Major employers are signaling that the hiring slowdown of 2025 isn’t going away anytime soon. According to The Wall Street Journal, many large companies plan to keep their headcounts steady—or even trim them—in 2026, citing a desire to stay lean while relying increasingly on technology to take on more tasks. Job site Indeed reportedly expects only minimal hiring growth for the year, and firms like Shopify and Chime Financial plan to keep employment levels flat.
That restrained approach echoes broader sentiment throughout the job market. Addison Group, a national recruiting and consulting firm, wrote that “many organizations are approaching growth more cautiously,” ushering in what it described as a period of careful decision-making for both employers and candidates.

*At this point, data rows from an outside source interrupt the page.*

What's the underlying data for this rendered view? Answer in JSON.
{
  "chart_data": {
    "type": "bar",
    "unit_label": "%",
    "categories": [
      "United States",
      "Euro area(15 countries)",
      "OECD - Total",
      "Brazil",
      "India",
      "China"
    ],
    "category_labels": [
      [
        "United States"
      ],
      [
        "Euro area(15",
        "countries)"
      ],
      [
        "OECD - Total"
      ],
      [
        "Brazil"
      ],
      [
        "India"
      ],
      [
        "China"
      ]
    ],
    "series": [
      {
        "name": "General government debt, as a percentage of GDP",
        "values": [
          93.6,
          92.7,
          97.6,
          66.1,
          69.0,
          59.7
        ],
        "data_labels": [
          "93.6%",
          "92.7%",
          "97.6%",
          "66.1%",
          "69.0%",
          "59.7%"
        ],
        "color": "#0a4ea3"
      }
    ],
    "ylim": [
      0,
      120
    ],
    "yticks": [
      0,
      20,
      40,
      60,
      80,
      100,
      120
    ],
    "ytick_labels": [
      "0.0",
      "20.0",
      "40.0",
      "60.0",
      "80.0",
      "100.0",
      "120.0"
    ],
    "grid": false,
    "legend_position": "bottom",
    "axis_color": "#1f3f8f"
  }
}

Data also points to an unusual feature of this labor cycle: rising long-term unemployment without an official recession. Historically, the share of people unemployed for 15 weeks or more—and especially those without work for at least 27 weeks—surges during downturns and falls afterward. But since late 2022, those percentages have been climbing despite stable economic growth, according to data from the Federal Reserve Bank of St. Louis.
Recruiting and staffing firm Robert Half noted that while “high expectations for change are typical at the start of a new year,” early signals suggest that the first half of 2026 will bring “a continuation of the more measured hiring environment we saw in 2025.” Addison Group attributed that restraint to a combination of economic uncertainty, rapid adoption of artificial intelligence, and shifting worker demographics.
At a recent Yale School of Management CEO meeting discussed by The Wall Street Journal, two-thirds of chief executives said they planned to either maintain or shrink their workforces in 2026. Only one-third expected to expand hiring. Federal Reserve Governor Christopher Waller, who attended the meeting, reportedly observed, “We’re close to zero job growth. That’s not a healthy labor market.” He added that many CEOs told him they were pausing hiring to assess which jobs could be replaced—or transformed—by AI.
For commercial real estate investors, particularly those in office and retail sectors, slowing job creation could mean weaker demand for space and a more cautious year ahead.